Die bekannte Steinkreisanlage von Boitin, Kreis Bützow, in Mecklenburg-Vorpommern wurde lange Zeit mit einer Opfer- oder Kultstätte, mit einem Versammlungs- oder Gerichtsplatz in Verbindung gebracht.

Der Steinkreis von Boitin
Gareth (www.beepworld.de/members10/ovaten)

Eine populäre und weit verbreitete Ansicht besagt, dass eine wesentliche Funktion dieser Monumente astronomischen Zwecken diente, etwa der Beobachtung des Himmels oder als einfaches Messinstrument zur Erfassung des Sonnenstandes im Tagesablauf und im Wechsel der Jahreszeiten, Daten, die für eine optimale Planung in Landwirtschaft und Viehzucht wohl unerlässlich waren.

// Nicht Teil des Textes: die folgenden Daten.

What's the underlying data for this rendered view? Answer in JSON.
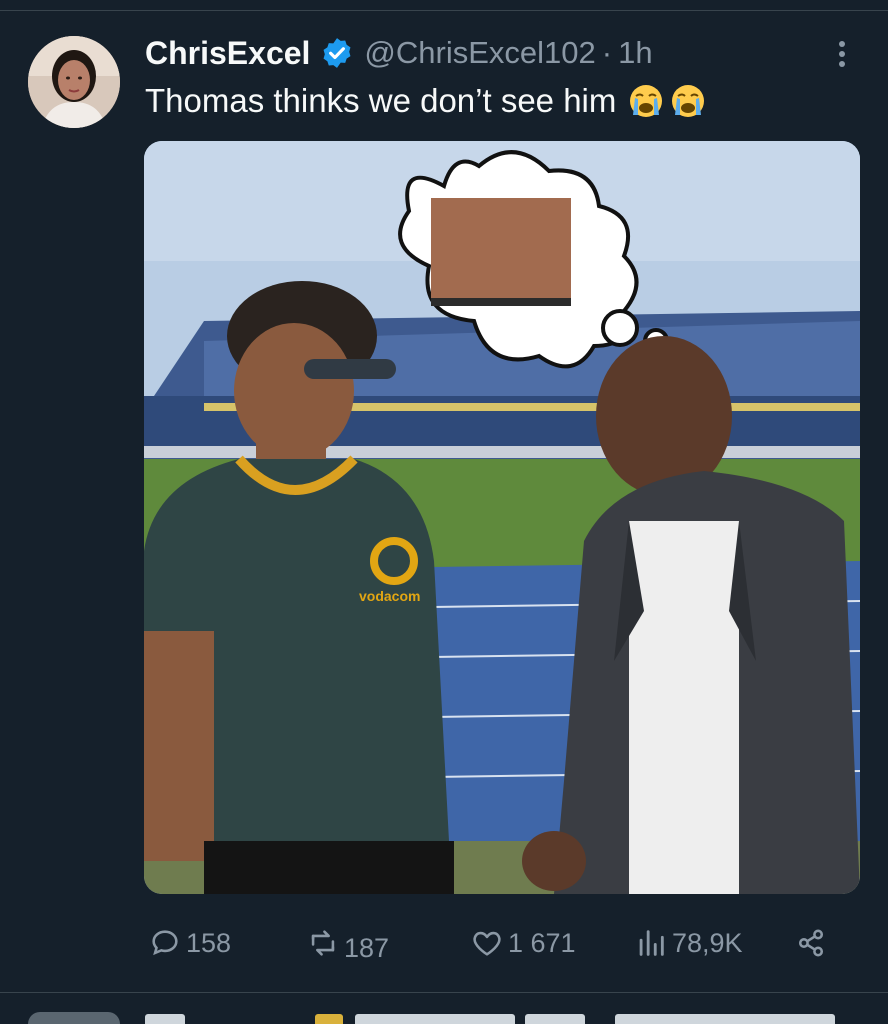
{
  "tweet": {
    "display_name": "ChrisExcel",
    "handle": "@ChrisExcel102",
    "separator": "·",
    "time": "1h",
    "text": "Thomas thinks we don’t see him",
    "emojis": [
      "loudly-crying-face",
      "loudly-crying-face"
    ]
  },
  "media": {
    "description_icon": "photo-image",
    "jersey_text": "vodacom"
  },
  "actions": {
    "replies": "158",
    "reposts": "187",
    "likes": "1 671",
    "views": "78,9K"
  },
  "colors": {
    "background": "#15202b",
    "text_primary": "#f7f9f9",
    "text_secondary": "#8b98a5",
    "verified": "#1d9bf0",
    "divider": "#38444d"
  }
}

Ein Paradebeispiel megalithischer Astronomie ist wiederum Stonehenge. Es scheint unbestritten, dass Stonehenge eine Vielzahl von astronomischen Beobachtungen ermöglichte. Ob es allerdings in vorgeschichtlicher Zeit als eine Art Sternwarte genutzt wurde, wie behauptet wird, lässt sich zumindest von archäologischer Seite nicht bestätigen.